I'll give you some better examples, just didn't have time right then. Give me a few.

It was trained on a whole bunch of prompts asking for each task, so it's not reliant on the exact wording from one of them in training to work. Set the task in the meta section as "kg", and the model will respond with a knowledge graph if you ask for one (and sometimes if you don't).

Here are a few of them:

Create a Knowledge Graph based on the provided document.
Create a Knowledge Graph based on the details in the conversation.  
Your task is to construct a comprehensive Temporal Knowledge Graph

1. Read and understand the Document: Familiarize yourself with the essential elements, including (but not limited to) ideas, events, people, organizations, impacts, and key points, along with any explicitly mentioned or inferred dates or chronology

	- Pretend the date found in 'Date written' is the current date

	- Create an inferred chronology (e.g., "before the car crash" or "shortly after police arrived") when exact dates or times are not available



2. Create Nodes: Designate each of the essential elements identified earlier as a node with a unique ID using random letters from the greek alphabet. Populate each node with relevant details.

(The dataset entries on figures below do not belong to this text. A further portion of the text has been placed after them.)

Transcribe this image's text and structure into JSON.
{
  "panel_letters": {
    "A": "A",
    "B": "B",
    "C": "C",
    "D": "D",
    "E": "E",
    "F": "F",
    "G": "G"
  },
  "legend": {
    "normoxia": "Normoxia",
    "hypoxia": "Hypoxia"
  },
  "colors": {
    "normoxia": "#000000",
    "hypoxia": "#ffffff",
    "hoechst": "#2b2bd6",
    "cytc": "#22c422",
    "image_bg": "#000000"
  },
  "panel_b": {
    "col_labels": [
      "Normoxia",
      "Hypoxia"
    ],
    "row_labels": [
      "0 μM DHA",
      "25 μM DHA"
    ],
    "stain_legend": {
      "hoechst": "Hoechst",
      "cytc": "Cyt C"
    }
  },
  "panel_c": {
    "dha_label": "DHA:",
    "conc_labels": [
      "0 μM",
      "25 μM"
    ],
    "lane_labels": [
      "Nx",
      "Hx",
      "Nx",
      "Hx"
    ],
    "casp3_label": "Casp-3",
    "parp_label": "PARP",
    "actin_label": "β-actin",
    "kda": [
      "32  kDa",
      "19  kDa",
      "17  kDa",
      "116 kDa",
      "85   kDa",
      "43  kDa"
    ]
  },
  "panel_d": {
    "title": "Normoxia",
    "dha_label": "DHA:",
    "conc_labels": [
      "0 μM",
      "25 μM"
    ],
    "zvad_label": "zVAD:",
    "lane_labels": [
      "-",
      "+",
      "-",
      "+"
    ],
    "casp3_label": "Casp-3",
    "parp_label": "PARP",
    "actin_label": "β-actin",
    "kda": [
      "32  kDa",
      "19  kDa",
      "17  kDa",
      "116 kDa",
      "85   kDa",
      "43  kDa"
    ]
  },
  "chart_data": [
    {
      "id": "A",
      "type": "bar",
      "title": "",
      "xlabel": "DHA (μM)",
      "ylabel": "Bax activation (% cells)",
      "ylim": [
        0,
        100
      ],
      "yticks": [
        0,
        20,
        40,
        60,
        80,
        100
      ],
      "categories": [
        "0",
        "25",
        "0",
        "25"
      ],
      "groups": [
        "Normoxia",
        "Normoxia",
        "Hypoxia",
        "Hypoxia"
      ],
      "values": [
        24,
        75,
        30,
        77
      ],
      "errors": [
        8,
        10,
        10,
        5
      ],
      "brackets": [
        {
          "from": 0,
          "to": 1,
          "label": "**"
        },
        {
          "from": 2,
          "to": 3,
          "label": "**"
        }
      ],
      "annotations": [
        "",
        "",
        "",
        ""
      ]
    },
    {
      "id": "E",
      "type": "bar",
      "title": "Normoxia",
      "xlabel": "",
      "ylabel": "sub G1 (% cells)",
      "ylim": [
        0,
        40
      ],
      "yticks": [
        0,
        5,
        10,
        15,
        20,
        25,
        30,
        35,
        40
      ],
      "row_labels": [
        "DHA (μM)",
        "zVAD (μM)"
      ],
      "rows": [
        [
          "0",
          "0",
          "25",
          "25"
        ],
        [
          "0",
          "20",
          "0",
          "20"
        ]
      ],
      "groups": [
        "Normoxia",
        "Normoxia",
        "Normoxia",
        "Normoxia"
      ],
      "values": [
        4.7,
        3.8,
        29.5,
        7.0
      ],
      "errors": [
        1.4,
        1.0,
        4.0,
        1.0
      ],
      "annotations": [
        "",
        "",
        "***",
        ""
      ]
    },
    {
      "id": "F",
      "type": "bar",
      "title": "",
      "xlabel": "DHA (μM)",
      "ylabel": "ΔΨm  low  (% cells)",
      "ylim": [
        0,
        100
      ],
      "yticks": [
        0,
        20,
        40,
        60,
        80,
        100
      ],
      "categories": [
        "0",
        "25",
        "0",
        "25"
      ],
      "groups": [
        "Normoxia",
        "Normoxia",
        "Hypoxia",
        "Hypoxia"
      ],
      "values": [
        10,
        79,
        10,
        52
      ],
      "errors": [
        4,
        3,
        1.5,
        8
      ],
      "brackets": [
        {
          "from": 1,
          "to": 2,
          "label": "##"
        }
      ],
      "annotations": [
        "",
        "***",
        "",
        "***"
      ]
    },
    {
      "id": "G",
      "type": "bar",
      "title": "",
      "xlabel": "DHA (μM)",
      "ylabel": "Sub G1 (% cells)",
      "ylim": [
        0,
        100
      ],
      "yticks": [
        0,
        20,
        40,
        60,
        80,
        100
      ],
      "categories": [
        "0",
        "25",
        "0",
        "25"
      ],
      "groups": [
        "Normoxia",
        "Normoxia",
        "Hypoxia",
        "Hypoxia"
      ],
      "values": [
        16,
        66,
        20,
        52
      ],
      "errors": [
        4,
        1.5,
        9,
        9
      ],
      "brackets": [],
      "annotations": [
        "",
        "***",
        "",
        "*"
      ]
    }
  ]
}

3. Establish and Describe Edges: Determine the relationships between nodes, forming the edges of your knowledge graph. For each edge:

	- Specify the nodes it connects

	- Describe the relationship and its direction

	- Assign a confidence level (high, medium, low) indicating the certainty of the connection
    
    
4. Represent All Nodes: Make sure all nodes are included in the edge list

I haven't noticed a huge difference in the outcome at inference time depending on prompt used, but sprinkling in some more detailed instructions helped lower loss when training.

As far as dataset, I used a little bit of the Dolphin dataset, to not lose the usual conversational ability. A little bit of the SponsorBlock dataset as a seed, and then I improved it, and the rest is custom...I spent ~$1k or so on API calls creating it. I plan on releasing it at some point, but I want to improve some aspects of it first.

Total dataset size I used for training is ~85mb.